At last, one has to decide how the plan shall be delivered on the linac. Delivery can either be done automatically via ARIA or manually in Clinac Service Mode. If ARIA is chosen, one has to create an appointment in Time Planner. After the patient is checked in, she appears on the linac's Queue and can be loaded.

If one choses Service Mode for more flexibility (e.g., to repeat a measurement several times without fuzzing around with the verification system), a little more manual preparation is necessary: the dynamic MLC-files have to be exported so that they can later be loaded on the linac with MLC Software. This completes the preparation in the TPS. The files at this stage are organized in the following way:

 
 Fig.6: The file structure in the preparation phase, somewhere on the network. Keep your files organized!
 

There are only two files for each field that need to be accessed on the linac: the dynamic MLC file and the planned dose file.

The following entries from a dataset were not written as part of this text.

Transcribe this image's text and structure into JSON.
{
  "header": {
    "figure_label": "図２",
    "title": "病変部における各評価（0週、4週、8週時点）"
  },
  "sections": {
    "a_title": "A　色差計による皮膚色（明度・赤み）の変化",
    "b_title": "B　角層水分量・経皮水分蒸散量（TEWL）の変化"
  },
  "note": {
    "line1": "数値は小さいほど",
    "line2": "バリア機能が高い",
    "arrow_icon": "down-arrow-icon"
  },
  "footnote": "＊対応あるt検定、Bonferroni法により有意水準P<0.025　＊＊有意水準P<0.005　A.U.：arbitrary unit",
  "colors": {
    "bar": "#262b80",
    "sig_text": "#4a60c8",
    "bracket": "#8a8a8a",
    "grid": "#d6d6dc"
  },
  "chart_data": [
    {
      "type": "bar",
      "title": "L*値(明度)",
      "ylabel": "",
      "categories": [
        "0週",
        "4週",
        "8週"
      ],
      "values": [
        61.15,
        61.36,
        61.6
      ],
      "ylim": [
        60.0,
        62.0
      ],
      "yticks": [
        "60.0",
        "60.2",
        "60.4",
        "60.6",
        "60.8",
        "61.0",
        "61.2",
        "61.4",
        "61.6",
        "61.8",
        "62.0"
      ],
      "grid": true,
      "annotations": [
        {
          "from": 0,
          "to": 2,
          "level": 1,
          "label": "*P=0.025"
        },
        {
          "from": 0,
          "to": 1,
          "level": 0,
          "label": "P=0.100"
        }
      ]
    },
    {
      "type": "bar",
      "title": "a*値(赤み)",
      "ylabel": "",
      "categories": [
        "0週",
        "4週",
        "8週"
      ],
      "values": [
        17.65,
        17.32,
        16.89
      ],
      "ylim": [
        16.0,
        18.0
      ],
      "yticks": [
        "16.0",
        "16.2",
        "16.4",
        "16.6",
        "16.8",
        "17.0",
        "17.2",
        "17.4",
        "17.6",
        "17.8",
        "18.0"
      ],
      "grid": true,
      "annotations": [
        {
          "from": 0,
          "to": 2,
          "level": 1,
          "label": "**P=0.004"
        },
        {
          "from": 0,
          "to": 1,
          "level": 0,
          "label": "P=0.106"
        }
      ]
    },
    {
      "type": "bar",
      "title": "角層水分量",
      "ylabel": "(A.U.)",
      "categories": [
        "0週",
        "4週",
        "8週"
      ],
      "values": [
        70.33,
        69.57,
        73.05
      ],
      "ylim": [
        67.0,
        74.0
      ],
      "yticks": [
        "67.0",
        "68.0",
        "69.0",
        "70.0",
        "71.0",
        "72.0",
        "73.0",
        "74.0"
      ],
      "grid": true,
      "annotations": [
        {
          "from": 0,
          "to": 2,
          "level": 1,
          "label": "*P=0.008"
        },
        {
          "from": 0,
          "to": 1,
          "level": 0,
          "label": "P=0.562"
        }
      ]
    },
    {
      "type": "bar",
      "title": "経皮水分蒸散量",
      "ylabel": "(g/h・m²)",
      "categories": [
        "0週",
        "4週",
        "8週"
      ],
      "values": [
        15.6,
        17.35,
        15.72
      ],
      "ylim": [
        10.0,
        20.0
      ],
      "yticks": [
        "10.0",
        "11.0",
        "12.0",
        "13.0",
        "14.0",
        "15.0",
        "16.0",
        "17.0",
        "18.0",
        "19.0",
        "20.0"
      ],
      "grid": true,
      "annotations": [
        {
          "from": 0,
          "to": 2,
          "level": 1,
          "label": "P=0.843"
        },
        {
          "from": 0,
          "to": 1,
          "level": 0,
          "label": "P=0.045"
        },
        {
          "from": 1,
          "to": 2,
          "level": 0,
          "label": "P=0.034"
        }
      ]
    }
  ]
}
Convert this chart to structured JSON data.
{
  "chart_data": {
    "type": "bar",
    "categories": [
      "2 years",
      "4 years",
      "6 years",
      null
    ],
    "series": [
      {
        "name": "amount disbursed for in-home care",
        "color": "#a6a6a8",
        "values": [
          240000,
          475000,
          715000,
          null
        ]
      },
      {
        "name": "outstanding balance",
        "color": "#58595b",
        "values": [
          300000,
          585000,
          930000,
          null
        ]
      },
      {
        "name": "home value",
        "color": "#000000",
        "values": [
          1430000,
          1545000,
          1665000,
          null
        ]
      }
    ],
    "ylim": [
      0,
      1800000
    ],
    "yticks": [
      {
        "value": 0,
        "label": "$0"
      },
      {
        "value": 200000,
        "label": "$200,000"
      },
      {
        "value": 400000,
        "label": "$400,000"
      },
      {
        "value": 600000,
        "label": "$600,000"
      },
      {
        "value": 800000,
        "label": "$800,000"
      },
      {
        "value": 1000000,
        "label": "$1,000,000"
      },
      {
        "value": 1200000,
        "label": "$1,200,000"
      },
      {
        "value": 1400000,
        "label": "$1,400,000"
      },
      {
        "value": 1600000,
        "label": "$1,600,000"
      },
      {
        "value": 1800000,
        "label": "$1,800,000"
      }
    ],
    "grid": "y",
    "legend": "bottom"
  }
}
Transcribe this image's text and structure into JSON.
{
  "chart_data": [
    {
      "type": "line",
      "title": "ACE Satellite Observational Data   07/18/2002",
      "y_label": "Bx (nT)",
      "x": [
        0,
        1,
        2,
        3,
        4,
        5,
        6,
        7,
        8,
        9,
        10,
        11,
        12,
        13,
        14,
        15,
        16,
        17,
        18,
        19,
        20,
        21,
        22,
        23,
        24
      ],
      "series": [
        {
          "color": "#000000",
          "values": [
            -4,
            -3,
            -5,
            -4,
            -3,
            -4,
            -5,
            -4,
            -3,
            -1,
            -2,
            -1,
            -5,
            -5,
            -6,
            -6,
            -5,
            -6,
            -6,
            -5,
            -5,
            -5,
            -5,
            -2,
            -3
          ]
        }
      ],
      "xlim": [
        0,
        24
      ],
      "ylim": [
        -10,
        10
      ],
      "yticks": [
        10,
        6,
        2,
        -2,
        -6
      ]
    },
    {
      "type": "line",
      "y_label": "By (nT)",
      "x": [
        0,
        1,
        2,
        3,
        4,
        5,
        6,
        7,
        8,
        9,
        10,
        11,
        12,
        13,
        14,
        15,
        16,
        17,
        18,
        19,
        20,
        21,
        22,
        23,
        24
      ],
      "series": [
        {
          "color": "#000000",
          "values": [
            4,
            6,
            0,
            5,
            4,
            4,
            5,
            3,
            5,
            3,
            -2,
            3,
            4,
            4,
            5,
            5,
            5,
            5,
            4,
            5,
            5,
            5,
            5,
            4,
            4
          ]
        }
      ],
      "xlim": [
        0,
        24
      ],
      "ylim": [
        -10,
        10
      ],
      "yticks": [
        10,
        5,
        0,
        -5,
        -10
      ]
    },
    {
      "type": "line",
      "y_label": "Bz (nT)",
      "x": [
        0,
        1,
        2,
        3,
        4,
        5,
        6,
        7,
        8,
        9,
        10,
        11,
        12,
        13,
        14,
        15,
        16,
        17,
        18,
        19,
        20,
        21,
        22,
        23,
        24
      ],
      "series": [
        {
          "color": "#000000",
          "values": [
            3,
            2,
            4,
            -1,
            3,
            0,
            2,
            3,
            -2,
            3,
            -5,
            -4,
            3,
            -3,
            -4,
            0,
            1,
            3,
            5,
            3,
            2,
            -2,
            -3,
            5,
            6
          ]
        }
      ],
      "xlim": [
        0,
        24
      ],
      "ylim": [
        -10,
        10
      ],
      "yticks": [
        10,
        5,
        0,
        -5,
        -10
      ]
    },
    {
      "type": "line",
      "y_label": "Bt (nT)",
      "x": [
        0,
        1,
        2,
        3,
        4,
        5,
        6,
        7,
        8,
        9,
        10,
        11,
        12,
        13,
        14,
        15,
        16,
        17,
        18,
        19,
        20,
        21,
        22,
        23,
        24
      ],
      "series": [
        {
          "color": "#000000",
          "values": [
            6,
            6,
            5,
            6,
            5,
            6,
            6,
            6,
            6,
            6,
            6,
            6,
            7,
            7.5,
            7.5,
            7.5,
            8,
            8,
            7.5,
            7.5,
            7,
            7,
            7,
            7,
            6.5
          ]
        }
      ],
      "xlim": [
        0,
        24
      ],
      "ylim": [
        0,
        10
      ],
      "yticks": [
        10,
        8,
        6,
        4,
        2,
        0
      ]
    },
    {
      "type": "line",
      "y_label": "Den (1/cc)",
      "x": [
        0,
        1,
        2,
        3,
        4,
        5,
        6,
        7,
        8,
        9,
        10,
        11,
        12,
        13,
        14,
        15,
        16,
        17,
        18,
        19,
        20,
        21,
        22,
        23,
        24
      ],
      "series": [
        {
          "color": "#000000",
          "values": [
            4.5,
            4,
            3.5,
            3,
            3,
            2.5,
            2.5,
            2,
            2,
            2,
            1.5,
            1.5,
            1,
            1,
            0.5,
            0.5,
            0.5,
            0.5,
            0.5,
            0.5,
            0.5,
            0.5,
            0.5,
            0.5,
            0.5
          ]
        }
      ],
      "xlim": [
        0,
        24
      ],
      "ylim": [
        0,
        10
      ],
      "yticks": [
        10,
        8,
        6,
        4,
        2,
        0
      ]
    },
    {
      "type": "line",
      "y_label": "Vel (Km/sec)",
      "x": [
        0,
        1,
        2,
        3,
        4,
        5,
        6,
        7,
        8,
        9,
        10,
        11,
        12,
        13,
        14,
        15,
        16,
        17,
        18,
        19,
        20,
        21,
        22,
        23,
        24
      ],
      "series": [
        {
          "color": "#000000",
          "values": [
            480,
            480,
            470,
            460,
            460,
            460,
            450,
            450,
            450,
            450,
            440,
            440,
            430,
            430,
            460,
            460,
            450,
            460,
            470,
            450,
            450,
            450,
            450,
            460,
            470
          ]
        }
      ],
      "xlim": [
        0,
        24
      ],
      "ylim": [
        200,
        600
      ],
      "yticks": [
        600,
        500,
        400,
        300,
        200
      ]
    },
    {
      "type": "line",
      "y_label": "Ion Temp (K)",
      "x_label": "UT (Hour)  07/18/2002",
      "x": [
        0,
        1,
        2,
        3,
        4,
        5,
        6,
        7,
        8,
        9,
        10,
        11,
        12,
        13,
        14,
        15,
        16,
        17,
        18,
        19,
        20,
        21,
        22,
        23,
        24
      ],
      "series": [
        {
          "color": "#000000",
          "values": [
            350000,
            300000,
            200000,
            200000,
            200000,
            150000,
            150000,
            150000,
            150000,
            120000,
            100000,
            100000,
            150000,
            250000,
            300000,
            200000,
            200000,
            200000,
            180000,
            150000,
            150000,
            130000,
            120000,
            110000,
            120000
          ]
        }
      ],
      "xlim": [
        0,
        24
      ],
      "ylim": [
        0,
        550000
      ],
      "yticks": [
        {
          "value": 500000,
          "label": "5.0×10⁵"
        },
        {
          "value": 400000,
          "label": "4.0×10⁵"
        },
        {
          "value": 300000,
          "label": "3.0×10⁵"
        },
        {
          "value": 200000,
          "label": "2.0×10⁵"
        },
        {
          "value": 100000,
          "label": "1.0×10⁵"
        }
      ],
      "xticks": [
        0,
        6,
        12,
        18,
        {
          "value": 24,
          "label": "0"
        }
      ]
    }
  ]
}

The dynamic MLC file is loaded to the MLC controller, the dose file is opened with VeriSoft.

How the measurement on the linac is done, can be seen elsewhere. Here, only some VeriSoft screenshots from the actual evaluation are shown:
Fig.7: The upper image is the calculated dose distribution (finer grid), the lower image is the measurement.
 
Fig.8: Clicking somewhere in the field draws two orthogonal dose profiles.
Fig.9: The Compare area of VeriSoft has been improved to show more information on one screen. The "failed" points are due to our Pencil Beam in Eclipse, which underestimates dose in the low dose area in the scatter region outside the field. This will change soon after commissioning of the AAA (Anisotropic Analytical Algorithm) is completed.
Fig.10: all colors can be chosen by the user - here dark green is selected for deviations below 1%
Fig.11: The Gamma Index Report displays the final result of the evaluation in the condensed form of a traffic sign.